O detalhe que geralmente falta é combinar isso com quem mora com você. Se seu marido guarda a tesoura na gaveta da mesinha e você guarda na cozinha, existem duas tesouras porque existem dois sistemas. Uma conversa de dois minutos resolve mais que qualquer organizador comprado.

Quando o item se perde muito, dá pra assumir a derrota de propósito e ter uma cópia declarada: uma tesoura na cozinha e outra na gaveta do quarto, porque você sabe que não vai atravessar o apartamento no meio de um embrulho. Isso é diferente de ter três sem saber. Duplicata escolhida é uma decisão; duplicata acidental é sintoma.

Mantimento e produto de banheiro: olhe antes, não depois

Pro que acaba, o hábito que mais rende é ridiculamente pequeno: antes de sair pro mercado, abrir o armário e a gaveta do banheiro e passar os olhos. Trinta segundos. A maioria das compras repetidas de tempero e higiene morre aí.

Ajuda muito guardar o mesmo item sempre junto e de frente, com os rótulos virados pra você. Vidro de tempero em fileira, não em pilha. Se o cominho está atrás do achocolatado, ele não existe.

Uma segunda coisa que ajuda: a lista do mercado precisa estar no celular, não na cabeça nem num papel na geladeira que você deixa em casa. Um bloco de notas fixado na tela inicial serve. O ponto não é o app; é que a lista esteja com você exatamente na hora em que você está no corredor decidindo.

Um registro mínimo, só do que dói repetir

Se você quiser anotar alguma coisa, anote pouco. Uma lista de tudo que existe na casa não sobrevive. Uma lista de dez a vinte itens que você já comprou repetido pelo menos duas vezes, sim.

  • O que você compra sem lembrar quanto tem: temperos, produtos de limpeza, papelaria escolar.
  • O que é caro o bastante pra doer: cabo de celular, cartucho de impressora, peça de bicicleta.
  • O que só é usado uma vez por ano e some no meio: enfeite de Natal, mala, cobertor grosso, caixa térmica.
  • O que fica na garagem, no quartinho dos fundos ou na área de serviço — o que sai do campo de visão sai do inventário.

Uma foto do armário aberto no celular também serve, e é o registro mais barato que existe.

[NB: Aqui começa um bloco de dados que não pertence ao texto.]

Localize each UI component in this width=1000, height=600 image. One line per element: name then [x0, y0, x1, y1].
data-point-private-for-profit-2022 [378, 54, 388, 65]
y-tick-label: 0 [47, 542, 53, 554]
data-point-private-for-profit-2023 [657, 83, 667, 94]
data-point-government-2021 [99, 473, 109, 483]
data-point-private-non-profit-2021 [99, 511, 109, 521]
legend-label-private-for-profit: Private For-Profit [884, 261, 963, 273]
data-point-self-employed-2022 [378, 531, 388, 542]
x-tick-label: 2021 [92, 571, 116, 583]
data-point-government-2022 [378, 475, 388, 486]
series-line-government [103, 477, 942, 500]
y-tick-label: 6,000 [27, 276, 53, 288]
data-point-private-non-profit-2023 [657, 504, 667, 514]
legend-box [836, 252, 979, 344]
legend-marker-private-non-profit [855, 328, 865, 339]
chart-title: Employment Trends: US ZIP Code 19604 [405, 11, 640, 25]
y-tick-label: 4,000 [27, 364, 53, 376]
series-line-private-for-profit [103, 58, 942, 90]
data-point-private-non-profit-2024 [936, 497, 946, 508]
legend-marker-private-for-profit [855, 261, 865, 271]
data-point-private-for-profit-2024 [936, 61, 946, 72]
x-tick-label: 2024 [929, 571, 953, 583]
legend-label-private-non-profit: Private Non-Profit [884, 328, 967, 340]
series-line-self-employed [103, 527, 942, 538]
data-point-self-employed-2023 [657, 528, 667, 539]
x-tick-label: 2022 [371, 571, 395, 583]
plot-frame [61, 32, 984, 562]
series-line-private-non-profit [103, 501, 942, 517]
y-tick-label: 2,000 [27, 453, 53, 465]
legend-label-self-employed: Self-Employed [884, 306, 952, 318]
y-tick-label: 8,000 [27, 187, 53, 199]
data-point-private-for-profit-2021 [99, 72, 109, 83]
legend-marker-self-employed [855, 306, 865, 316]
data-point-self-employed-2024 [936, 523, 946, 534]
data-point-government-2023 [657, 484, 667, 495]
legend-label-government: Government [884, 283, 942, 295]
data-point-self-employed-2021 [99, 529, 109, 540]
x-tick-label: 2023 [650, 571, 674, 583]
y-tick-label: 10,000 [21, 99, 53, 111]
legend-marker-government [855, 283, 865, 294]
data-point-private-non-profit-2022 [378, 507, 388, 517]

Antes de comprar, você abre a foto. Ela envelhece, claro, mas envelhece devagar e não exige manutenção nenhuma.

As situações em que todo mundo compra dobrado

Existem três momentos em que a duplicata é quase garantida, e vale ficar atento neles.

Mudança de aluguel. Metade das coisas está em caixa, você precisa de um alicate, e é mais rápido comprar do que abrir seis caixas. Compre se precisar, mas anote no celular que você tem outro — quando as caixas abrirem, você decide qual fica.

Promoção com valor mínimo. O leve três pague dois de sabonete parece economia até o dia em que você descobre onze sabonetes num sacola no armário do banheiro.

Presente e herança. Depois do Natal ou depois de esvaziar a casa de um parente, entram coisas que você não escolheu e não sabe que tem. É normal levar meses pra integrar isso. Não precisa decidir tudo de uma vez, mas vale abrir as caixas antes de comprar qualquer coisa parecida.

Remédio é uma categoria à parte

Caixa de remédio repetida é comum, e aqui não dá pra improvisar. Não decida por conta própria o que ainda serve, nem some quantidade de duas caixas. Se sobrou remédio, pergunte na farmácia ou pro seu médico o que fazer — várias drogarias aceitam devolução pra descarte correto, e a regra varia por cidade. Antes de levar, arranque ou risque a etiqueta com seu nome e seus dados.

Por onde começar

Escolha uma gaveta — a da bagunça da cozinha serve — e junte tudo que estiver repetido ali. Você vai ver na hora quais categorias são as suas. Não precisa jogar nada fora hoje. Saber que são três tesouras já é o que faltava pra não comprar a quarta.